La respuesta contundente y rápida de la comunidad internacional, así como la rebeldía y resistencia del pueblo nicaragüense, al abstenerse (81.5% de los votantes no se presentaron a las urnas), han sacudido a la dictadura y la hacen tambalear, lo cual debe ser aprovechado de manera inteligente por la oposición.

Las expectativas del régimen Ortega-Murillo se desbarataron como un vaso de cristal. Habían contemplado una reacción negativa en los primeros días después de las elecciones, pero consideraban que eso iba a desaparecer rápidamente y gozarían de lo que algunos analistas llamaban un período de gracia de dos años, que les permitiría asegurarse 5 años más en el poder. Ahora los próximos 100 días se tornan cruciales para debilitarlos y sentar las bases para poner fin a su tiranía.

“Pushback” al autoritarismo

Una clara evidencia del “pushback” (oposición o reacción en contra) al autoritarismo y consolidación de la dictadura orteguista es la declaración sorpresiva del Presidente Joe Biden, minutos después del cierre de las urnas el 7 de noviembre. La mayoría de los analistas esperaban un tweet o un pronunciamiento de Brian A. Nichols, Secretario Adjunto para Asuntos del Hemisferio Occidental, o del propio Anthony Blinken.

Pero la posición de Estados Unidos calificando las elecciones como “una pantomima”, que no fueron ni libres, ni justas y mucho menos democráticas, vino del escritorio de Joe Biden y fue publicada por la Casa Blanca. Ahora gobiernan como autócratas, les dice Biden, sin ninguna diferencia a Somoza. Diplomáticamente los insta a rectificar, pero les reafirma su voluntad de apoyar al pueblo de Nicaragua y que van a rendir cuentas por sus abusos.

Con apoyo bipartidista del congreso, Biden tiene en sus manos la Ley Renacer y la va a usar en coordinación con la Unión Europea y otros países que se van a unir a comenzar, en esta nueva etapa, a aplicar sanciones más severas y selectivas. Biden también mencionó abiertamente la Carta Democrática Interamericana.

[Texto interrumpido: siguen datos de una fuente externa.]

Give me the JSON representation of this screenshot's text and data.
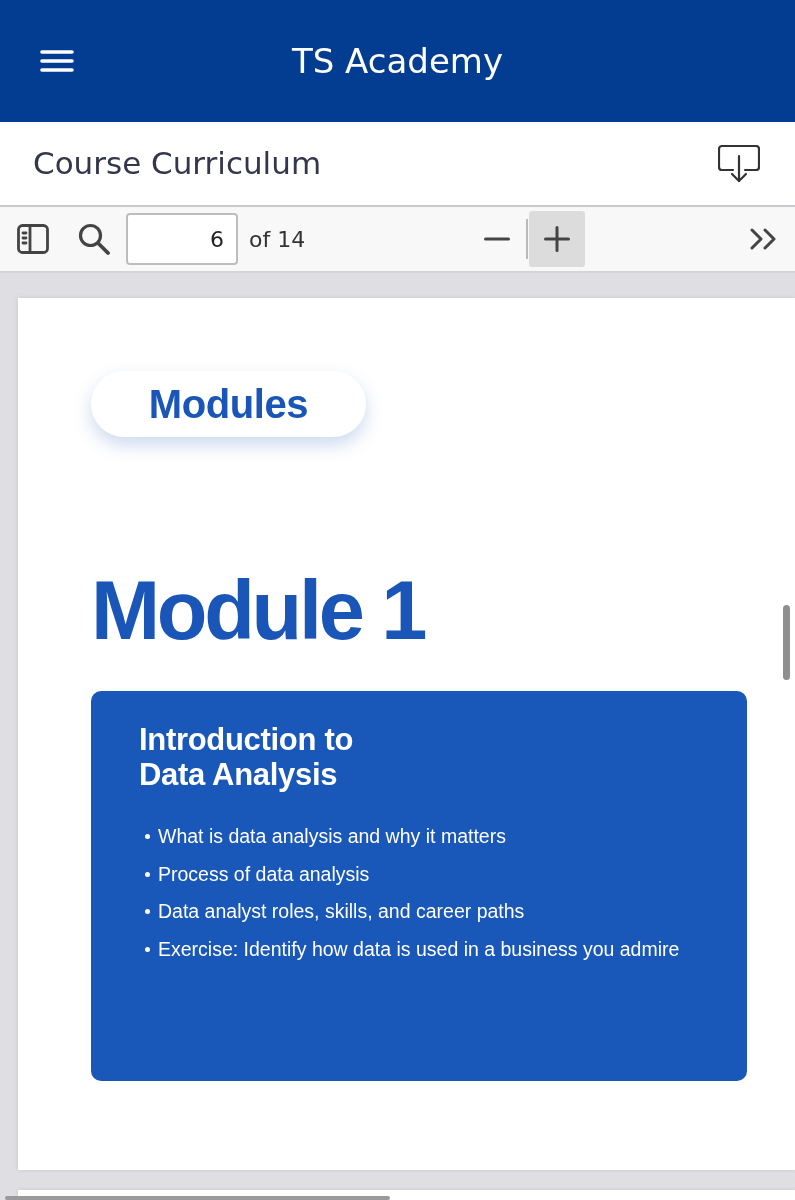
{
  "app_bar": {
    "title": "TS Academy"
  },
  "document_header": {
    "title": "Course Curriculum"
  },
  "viewer_toolbar": {
    "page_field": {
      "value": "6"
    },
    "page_count": "of 14",
    "zoom_out": {
      "highlighted": false
    },
    "zoom_in": {
      "highlighted": true
    }
  },
  "page": {
    "section_label": "Modules",
    "heading": "Module 1",
    "module_card": {
      "title": "Introduction to Data Analysis",
      "topics": [
        "What is data analysis and why it matters",
        "Process of data analysis",
        "Data analyst roles, skills, and career paths",
        "Exercise: Identify how data is used in a business you admire"
      ]
    }
  }
}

En relación a ésta última, también existe coordinación a nivel regional. La OEA debe pronunciarse sobre la ilegitimidad de las elecciones, dijeron los diputados costarricenses, uniéndose al llamado “impidamos a Ortega consolidar su dictadura” que hicieron cuatro expresidentes latinoamericanos e IDEA internacional.

Aplicación del Artículo 21 de la Carta Democrática

Entre los pasos a seguir, que propone dicho documento, está profundizar el aislamiento del régimen, incluida la suspensión de Nicaragua de la OEA mediante la aplicación del artículo 21 de la Carta Democrática Interamericana. La Asamblea General de la OEA, su 51 período de sesiones, comienza el miércoles 10 de noviembre y finaliza el viernes 12 de noviembre. Esta sesión será la prueba del alcance de lo que puedan hacer los países miembros de la OEA para sacar del poder a un gobierno autoritario, que carece de un mandato para gobernar.

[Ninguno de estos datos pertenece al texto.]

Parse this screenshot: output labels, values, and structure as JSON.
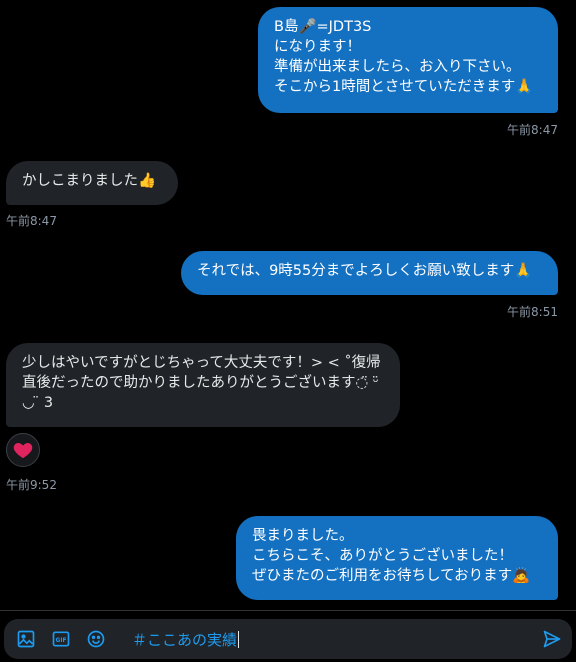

Los 9 países latinoamericanos (Costa Rica, Chile, Panamá, Uruguay, Perú, Ecuador, República Dominicana, Paraguay y hasta cierto grado Guatemala) que hasta ahora se han pronunciado en contra del “simulacro electoral” que se llevó a cabo en Nicaragua, deben unirse a Canadá y Estados Unidos para que se apruebe una resolución que categóricamente califique de ilegitimas las elecciones en Nicaragua y convoque a una sesión extraordinaria de la Asamblea General para considerar la aplicación del artículo 21 a Nicaragua.

Finalmente, el giro que estábamos esperando de los países democráticos de la comunidad internacional ya se dio. Ahora tenemos que enfocarnos en luchar por la liberación de los presos políticos y alcanzar un consenso mínimo de unidad en la acción para fortalecer la lucha contra la dictadura.

“Hoy es un día triste para la región centroamericana y de mucho dolor para Nicaragua”, dijo la diputada costarricense Carolina Hidalgo el 8 de diciembre. Y añadió que “Nicaragua recibe un golpe más y se confirma que no hay democracia”.

Aún en esa tristeza y ante ese golpe, el pueblo nicaragüense demostró una vez más su resiliencia, su valentía y su determinación para sacar del poder a la dictadura orteguista. Y sabe que tiene el respaldo de amplios sectores de la comunidad internacional que van a luchar, al lado del pueblo, para que la soberanía retorne donde debe estar: en el pueblo y no en las manos de un par de déspotas.